El patrocinio de San José sobre la Iglesia es la prolongación del que él ejerció sobre Jesucristo, Cabeza de la misma, y sobre María, Madre de la Iglesia. Por esta razón fue declarado Patrono universal de la Iglesia (cfr. Pío IX, Decreto Quemadmodum Deus, 8-XII-1870; Carta Apost. Inclytum Patriarcam, 7-VII-1871). Es claro entonces que quien tuvo la misión de padre en la Sagrada Familia, al comienzo del Nuevo Testamento, tenga también sobre la gran familia de la Iglesia una autoridad paternal. Él, en efecto, “contempla a la multitud de cristianos que conformamos la Iglesia como confiados especialmente a su cuidado” (León XIII, enc. Quamquam pluries, n.3). No es, entonces, la suya una intercesión comparable a la de los demás santos, sino que, como esposo de María, Madre de la Iglesia, y junto a Ella, tuvo y tiene un lugar único en la Redención.

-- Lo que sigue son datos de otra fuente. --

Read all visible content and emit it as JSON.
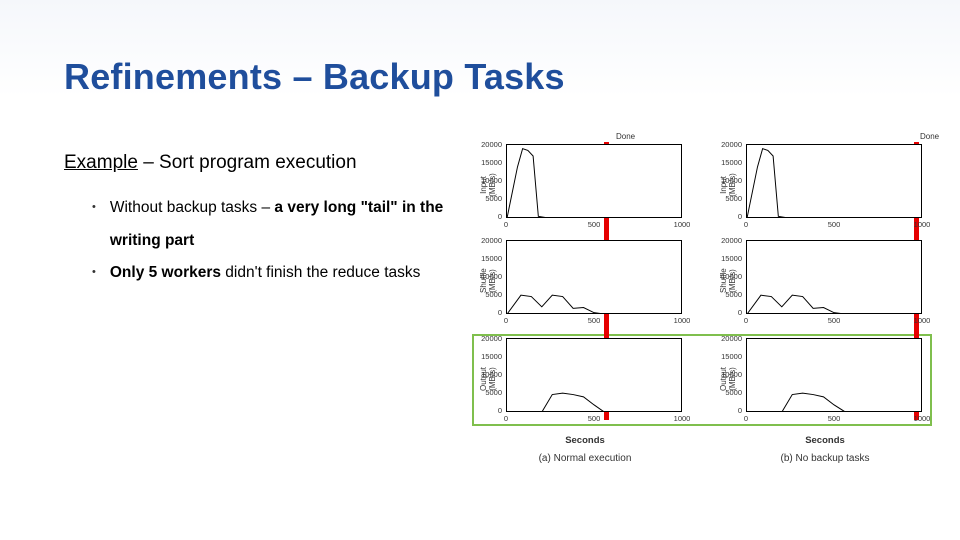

En el siglo XVII, el citado jesuita, Louis Lallemant, gran devoto de San José, recomendaba la devoción al Santo Patriarca con estas palabras: “Ponernos bajo la protección de San José, a quien Dios confió la dirección y el gobierno de su Hijo y el de la Santísima Virgen, teniendo con esto un cargo infinitamente más elevado que si hubiera tenido el gobierno de todos los ángeles y la dirección espiritual de todos los santos. Debemos, pues, dirigirnos a él en todas las funciones de nuestros cargos y pedirle insistentemente su dirección no solo para lo interior sino aún para todos los actos exteriores de nuestra vida; porque cierto es que este gran Santo tiene un poder especial para ayudar a las almas en la vida interior y que se recibe de él una poderosa asistencia para saber encauzar dignamente las actividades de la vida.” (cfr. Doctrina Espiritual). En la misma línea, innumerables son los testimonios de santos y fieles sobre los favores obtenidos por la intercesión de San José. Viene al caso recordar en este año, V° Centenario del nacimiento de Teresa de Ávila, el testimonio de esta gran Doctora de la Iglesia: “No recuerdo hasta hoy –escribe la santa– haberle suplicado cosa que haya dejado de concederme. Es cosa que espanta las grandes mercedes que me ha hecho Dios por medio de este bienaventurado Santo. A otros santos, Dios concede sola la gracia de socorrernos en una u otra necesidad. Pero el glorioso San José, y lo sé por experiencia, socorre en todas; y quiere el Señor darnos a entender que, así como le estuvo sometido en la tierra […] así en el cielo hace cuanto le pide” (Vida, 6); y este otro: “Quien no hallare maestro que le enseñe a orar, tome a este glorioso Santo por maestro y no errará el camino” (Vida, 6). Incluso llega la santa a desafiarnos a que hagamos la prueba de dirigirnos a San José: “Sólo pido, por amor de Dios, que lo pruebe quien no me creyere, y verá por experiencia el gran bien que es encomendarse a este glorioso Patriarca y tenerle devoción” (Vida, 6).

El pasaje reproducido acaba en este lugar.